Most calcaneal fractures occur in male industrial workers, making the economic importance of this injury substantial. Many authors have reported that patients may be totally incapacitated for as long as three years and partially impaired for as long as five years after the injury. Although modern operative intervention has improved the outcome in many patients, there still is no real consensus on classification, treatment, operative technique, or postoperative management. In this article, the current thinking regarding the treatment of these very difficult fractures will be reviewed.

Historical Treatment
As early as 1908, Cotton and Wilson suggested that open reduction of a calcaneal fracture was contraindicated.
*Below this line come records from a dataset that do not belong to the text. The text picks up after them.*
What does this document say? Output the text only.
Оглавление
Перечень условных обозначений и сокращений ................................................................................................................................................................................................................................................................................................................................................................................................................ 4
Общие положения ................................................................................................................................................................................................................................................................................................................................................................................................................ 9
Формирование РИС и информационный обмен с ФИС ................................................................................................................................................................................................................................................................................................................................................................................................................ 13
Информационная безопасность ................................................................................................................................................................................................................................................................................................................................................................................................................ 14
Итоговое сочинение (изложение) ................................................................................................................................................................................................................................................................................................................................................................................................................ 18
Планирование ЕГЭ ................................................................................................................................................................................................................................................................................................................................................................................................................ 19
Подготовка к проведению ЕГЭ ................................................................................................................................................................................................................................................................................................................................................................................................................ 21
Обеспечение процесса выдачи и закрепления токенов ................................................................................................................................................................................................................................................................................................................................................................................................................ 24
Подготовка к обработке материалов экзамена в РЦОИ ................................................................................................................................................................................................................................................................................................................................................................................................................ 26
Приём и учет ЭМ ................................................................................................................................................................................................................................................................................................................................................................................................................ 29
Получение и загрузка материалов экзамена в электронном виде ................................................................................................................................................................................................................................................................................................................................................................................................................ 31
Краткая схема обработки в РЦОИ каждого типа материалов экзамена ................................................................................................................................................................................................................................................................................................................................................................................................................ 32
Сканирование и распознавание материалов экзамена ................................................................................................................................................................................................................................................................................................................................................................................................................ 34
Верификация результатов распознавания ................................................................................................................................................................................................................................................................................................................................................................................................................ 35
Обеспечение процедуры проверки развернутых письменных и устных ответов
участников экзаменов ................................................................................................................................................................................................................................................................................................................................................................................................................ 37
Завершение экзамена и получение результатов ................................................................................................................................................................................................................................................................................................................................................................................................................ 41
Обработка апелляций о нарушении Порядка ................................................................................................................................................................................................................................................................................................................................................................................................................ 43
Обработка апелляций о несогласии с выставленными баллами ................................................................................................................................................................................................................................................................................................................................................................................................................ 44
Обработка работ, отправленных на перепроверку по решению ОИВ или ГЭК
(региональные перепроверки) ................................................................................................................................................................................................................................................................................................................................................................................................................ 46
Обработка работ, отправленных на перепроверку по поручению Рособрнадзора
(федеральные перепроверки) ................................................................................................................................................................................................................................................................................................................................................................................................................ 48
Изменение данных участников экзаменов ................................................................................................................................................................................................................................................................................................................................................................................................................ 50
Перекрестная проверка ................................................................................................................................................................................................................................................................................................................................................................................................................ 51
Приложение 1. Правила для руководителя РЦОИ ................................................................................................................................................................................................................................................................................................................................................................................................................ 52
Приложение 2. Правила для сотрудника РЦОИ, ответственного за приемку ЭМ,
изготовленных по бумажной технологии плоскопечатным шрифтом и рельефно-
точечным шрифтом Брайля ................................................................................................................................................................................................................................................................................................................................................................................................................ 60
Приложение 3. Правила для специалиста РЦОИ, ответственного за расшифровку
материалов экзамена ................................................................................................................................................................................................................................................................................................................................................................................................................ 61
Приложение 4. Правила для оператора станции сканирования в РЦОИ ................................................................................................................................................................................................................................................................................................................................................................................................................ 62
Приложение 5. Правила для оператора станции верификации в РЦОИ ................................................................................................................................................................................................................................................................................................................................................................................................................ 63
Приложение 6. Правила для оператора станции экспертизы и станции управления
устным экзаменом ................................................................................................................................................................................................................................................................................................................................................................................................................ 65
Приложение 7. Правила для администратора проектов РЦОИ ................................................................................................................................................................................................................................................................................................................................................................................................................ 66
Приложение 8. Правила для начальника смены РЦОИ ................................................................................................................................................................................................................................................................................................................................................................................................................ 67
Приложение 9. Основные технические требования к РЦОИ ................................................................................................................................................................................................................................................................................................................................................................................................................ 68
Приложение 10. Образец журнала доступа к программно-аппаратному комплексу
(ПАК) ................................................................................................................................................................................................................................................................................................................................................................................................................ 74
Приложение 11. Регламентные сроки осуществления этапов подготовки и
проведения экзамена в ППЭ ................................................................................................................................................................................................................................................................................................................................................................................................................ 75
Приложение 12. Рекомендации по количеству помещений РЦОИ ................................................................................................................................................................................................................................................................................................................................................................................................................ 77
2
McLaughlin agreed, likening attempts at operative fixation to the “nailing of a custard pie to the wall.”76 Cotton and Wilson recommended closed treatment with use of a medially placed sandbag, a laterally placed felt pad, and a hammer to reduce the lateral wall and “reimpact” the fracture. Although initially they were enthusiastic about this technique, by the 1920s they had abandoned the treatment of acute fractures altogether and had turned instead to the treatment of healed malunions. Despite the fact that Böhler advocated open reduction in 1931, the principal reasons for the predominance of nonoperative treatment were the technical problems associated with operative treatment. Anesthesia was not always effective, radiography and fluoroscopy were not well developed, antibiotics did not exist, and a sound understanding of the principles of internal fixation was lacking. The resulting complications of infection, malunion, and nonunion, and the possible need for amputation, made most surgeons believe that treatment should be nonoperative.